First, the overall concept here is that processes can either be a member of a lock group or a member of no lock group. The concept of a lock group is formally separate from the concept of a parallel group created by a ParallelContext, but it is not clear that there will ever be any other context in which a lock group will be a good idea. It is not impossible to imagine: for example, suppose you had a group of backends that all had TCP client connections, and those processes all wanted to ingest data and stuff it in a table but without allowing any unrelated process to touch the table, say because it was going to be inconsistent during the operation and until indexes were afterwards rebuilt.
The case that comes to mind for me is in logical decoding, for decoding prepared xacts. Being able to make the prepared xact a member of a "lock group" along with the decoding session's xact may provide a solution to the locking-related challenges there.
I haven't looked closely at what's involved in the decoding prepared xact locking issues yet, just an idea.
To do this it'd have to be possible to add an existing session/xact to a lock group (or make it the leader of a new lock group then join that group). Do you think that's practical with your design?

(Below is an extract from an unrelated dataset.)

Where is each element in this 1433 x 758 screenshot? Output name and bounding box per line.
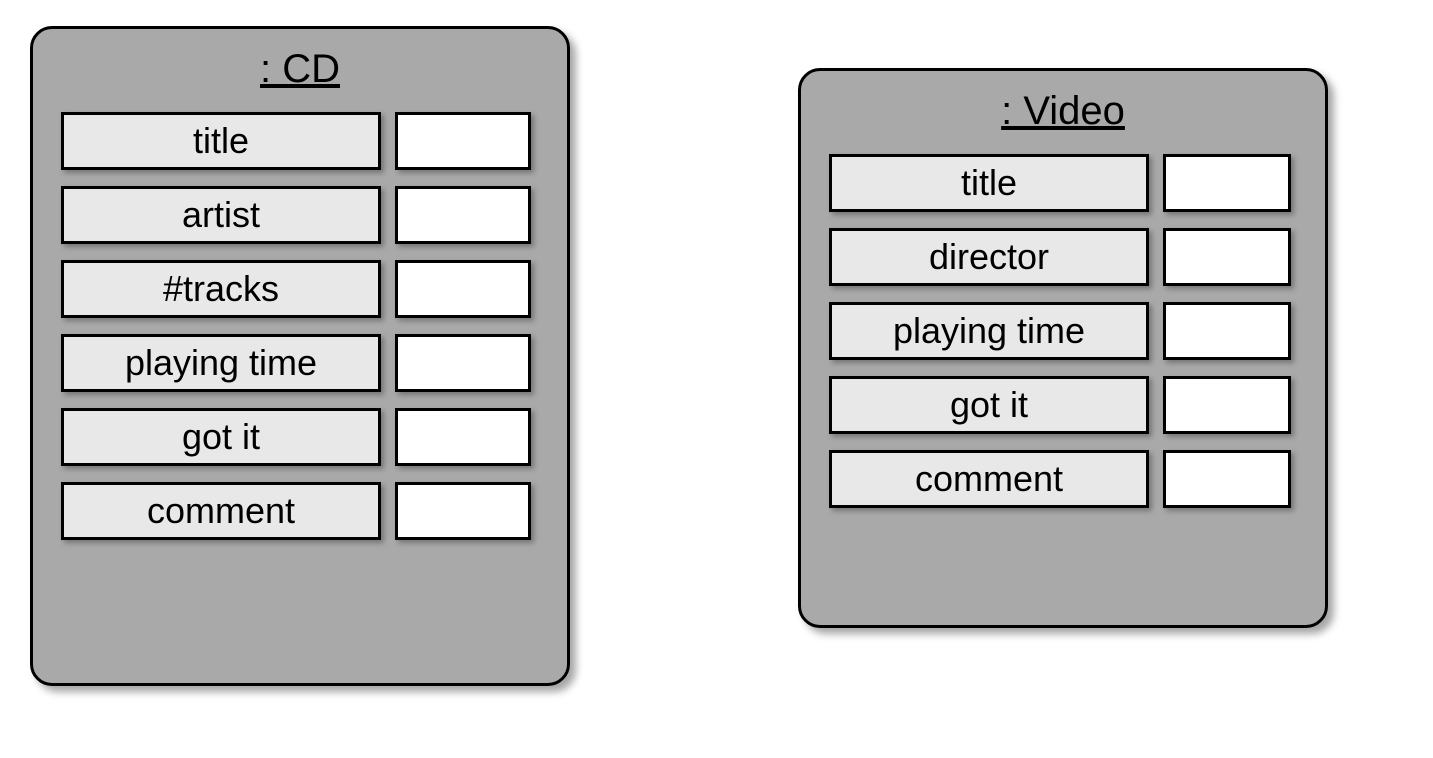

I don't have any plans to implement anything like that but I felt it was better to keep the concept of a lock group - which is a group of processes that cooperate so closely that their locks need not conflict - from the concept of a parallel context - which is a leader process that is most likely connected to a user plus a bunch of ephemeral background workers that aren't. That way, if somebody later wants to try to reuse the lock grouping stuff for something else, nothing will get in the way of that; if not, no harm done, but keeping the two things decoupled is at least easier to understand, IMHO.